A Texas rancher contributed $2 million to the campaign of a political unknown challenging the statewide oil and gas board seat incumbent during the week before the upcoming GOP primary.
Ashley Watt, who owns a 75,000-acre ranch in the Permian Basin, made the substantial contribution to the underdog Republican candidate Sarah Stogner, allowing the campaign to bankroll a TV ad buy promoting the lawyer’s experience fighting "the liberal anti-oil politicians — and the woke corporations bankrolling them," Texas Tribune reported.
The amount is substantial given that Republican Texas Gov. Greg Abbott, considered a powerhouse in campaign fundraising, tends to receive individual checks totaling just as much as $1 million.
Stogner, a political newcomer who shook up the primary with her last ad of herself riding a pumpjack nearly naked, is hoping that the influx of cash from Watt will allow her to pull off a major upset in the May 24 GOP primary against two-term Railroad Commission of Texas Chairman Wayne Christian. Watt and Stogner, now friends, met when the rancher hired the attorney to represent her.

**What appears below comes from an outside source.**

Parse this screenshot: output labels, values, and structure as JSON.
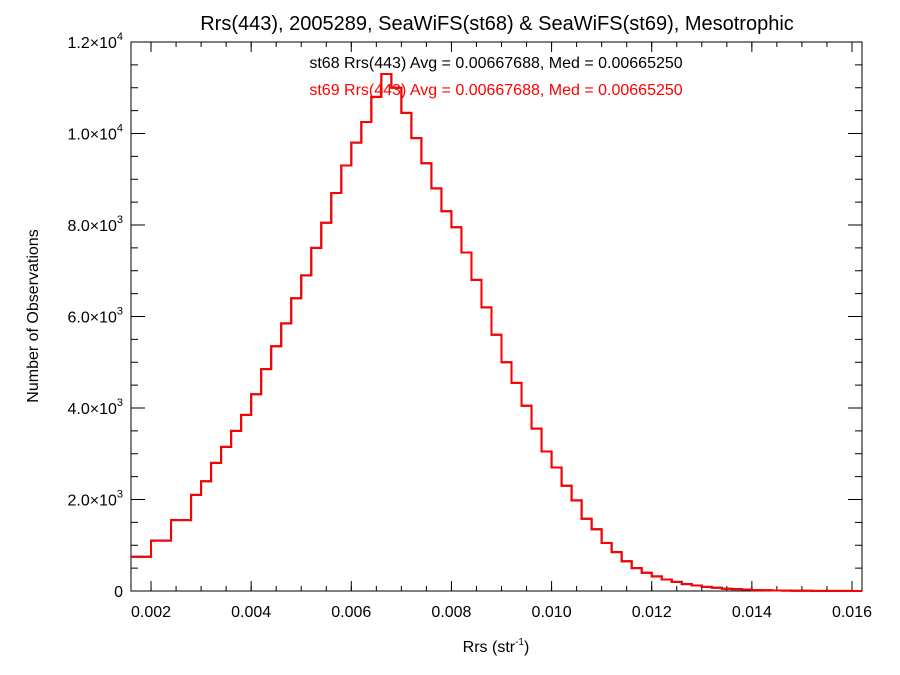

"I am not a political person. I don't really care about politics," Watt said in a statement to the Tribune. "But when an old Chevron oil well blew out radioactive brine water into my drinking water aquifer, ruining my ranch and forcing me to sell my entire cattle herd, the Railroad Commission teamed up with Chevron to work against me."
"I’m tired of fake conservatives like Wayne Christian trampling on Texans’ private property rights, while lining their pockets with poorly disguised bribes," Watt added.
Christian’s campaign, meanwhile, has categorized Stogner as a secret Democrat trying to fool Republican voters. They cite how Stogner made a $25 donation to the 2018 campaign for Democrat Beto O’Rourke in his run against Republican Sen. Ted Cruz and voted for the Democratic nominee in the last Railroad Commission election.
Stogner told the Tribune the $25 donation reflects her purchase of an O'Rourke t-shirt "as a joke" and that she is "not a straight-ticket voter."